Over lunch with an old college friend the other day, I was saying that a critic’s job is to rationalize his or her response to a film. You can be moved by a story, a performance or by the power of the images themselves. But you do have to be moved.
Then, while digesting our Stage Deli sandwiches, we watched Zack Snyder’s adaptation of Frank Miller’s graphic novel “300,” and I had a case in point.
This fantasized dramatization of the 480 B.C. Battle of Thermopylae, where 300 hard-bodied, highly disciplined Spartan soldiers made a valiant stand against a million Persians, didn’t move me with its story or by any of its performances. But it’s impossible not to be moved by its nearly nonstop visual assault.
“300,” with its gold hues and computer-generated images, is not nearly as interesting to look at as Robert Rodriguez and Frank Miller’s 2005 adaptation of Miller’s “Sin City.” But when it comes to bloody action, there is a lot more of it.
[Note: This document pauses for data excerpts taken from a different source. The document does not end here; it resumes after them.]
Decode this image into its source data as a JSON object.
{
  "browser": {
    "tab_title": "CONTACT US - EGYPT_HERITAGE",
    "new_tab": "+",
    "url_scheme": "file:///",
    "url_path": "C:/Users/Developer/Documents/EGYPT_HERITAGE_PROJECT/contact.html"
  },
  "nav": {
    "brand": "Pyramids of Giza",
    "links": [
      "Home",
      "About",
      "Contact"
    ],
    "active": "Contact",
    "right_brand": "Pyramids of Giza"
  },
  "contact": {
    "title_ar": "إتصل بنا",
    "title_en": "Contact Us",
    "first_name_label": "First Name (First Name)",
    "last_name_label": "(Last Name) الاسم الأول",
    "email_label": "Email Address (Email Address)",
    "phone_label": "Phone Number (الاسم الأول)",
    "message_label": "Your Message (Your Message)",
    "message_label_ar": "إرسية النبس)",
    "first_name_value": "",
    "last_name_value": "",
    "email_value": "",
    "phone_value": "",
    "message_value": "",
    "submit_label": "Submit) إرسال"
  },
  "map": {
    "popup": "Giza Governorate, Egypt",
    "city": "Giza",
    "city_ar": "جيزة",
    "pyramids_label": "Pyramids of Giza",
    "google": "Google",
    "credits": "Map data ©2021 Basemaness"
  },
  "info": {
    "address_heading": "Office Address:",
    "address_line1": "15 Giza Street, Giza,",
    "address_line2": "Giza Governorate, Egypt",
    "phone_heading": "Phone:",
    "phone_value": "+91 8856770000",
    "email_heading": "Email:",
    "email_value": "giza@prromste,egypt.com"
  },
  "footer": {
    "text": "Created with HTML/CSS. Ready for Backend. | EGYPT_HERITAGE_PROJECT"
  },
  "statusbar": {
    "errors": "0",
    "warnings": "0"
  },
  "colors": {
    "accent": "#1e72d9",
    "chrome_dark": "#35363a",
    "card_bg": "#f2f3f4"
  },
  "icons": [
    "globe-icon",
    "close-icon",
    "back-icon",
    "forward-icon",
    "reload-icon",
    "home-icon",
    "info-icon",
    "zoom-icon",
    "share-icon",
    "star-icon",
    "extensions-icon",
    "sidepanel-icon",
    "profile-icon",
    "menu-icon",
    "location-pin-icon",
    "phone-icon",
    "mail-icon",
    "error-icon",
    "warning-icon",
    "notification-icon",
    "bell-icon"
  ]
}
However many Persians met their deaths from a Spartan blade during that three-day battle, it feels as if we see every slice and dice.
The problem for me is that a little combat violence goes a long way, and a little stylized violence goes even further. After a while, the hand-to-hand fighting – with lopped-off heads rolling and blood splattering – morphs into a noisy cartoon.
“300” makes no claims of historical accuracy. Miller took the legend of Thermopylae and turned it into a myth along the lines of the Trojan War. There are no gods intruding here, but there are mystics and monsters and scar-faced hordes that would seem at home in Tolkien’s Middle-earth.
And the rivals – Spartan King Leonidas (Gerard Butler) and Persian King Xerxes (Rodrigo Santoro) – are larger than life.
The R rating promises some sex and nudity, and that’s where Lena Headey comes in as Sparta’s beautiful Queen Gorgo (I hope Leonidas had a pet name for her). She and the king do some strenuous canoodling before he’s off to fight the Persians, and when he’s gone, she has to deal with Theron (Dominic West), Leonidas’ powerful rival in the Greek assembly.
When the queen tries to enlist Theron’s help in sending the full Spartan army to help Leonidas, he demands sexual favors and then rats her out to the assembly as a whore. The event that follows may be the source of the phrase “Hell hath no fury like a woman scorned.”
There has been some Internet chatter that actually leached onto the pages of The New York Times about parallels between Thermopylae and the Iraq war – whether George Bush is more like Xerxes, who wanted to rule the world, or Leonidas, an idealist fighting for freedom.
The filmmakers deny any intentional parallels, and I couldn’t find one. Dick Cheney may be a bit like Xerxes and Bush a bit like Leonidas. But the Greek and Persian kings liked to fight; Bush and Cheney just like to watch.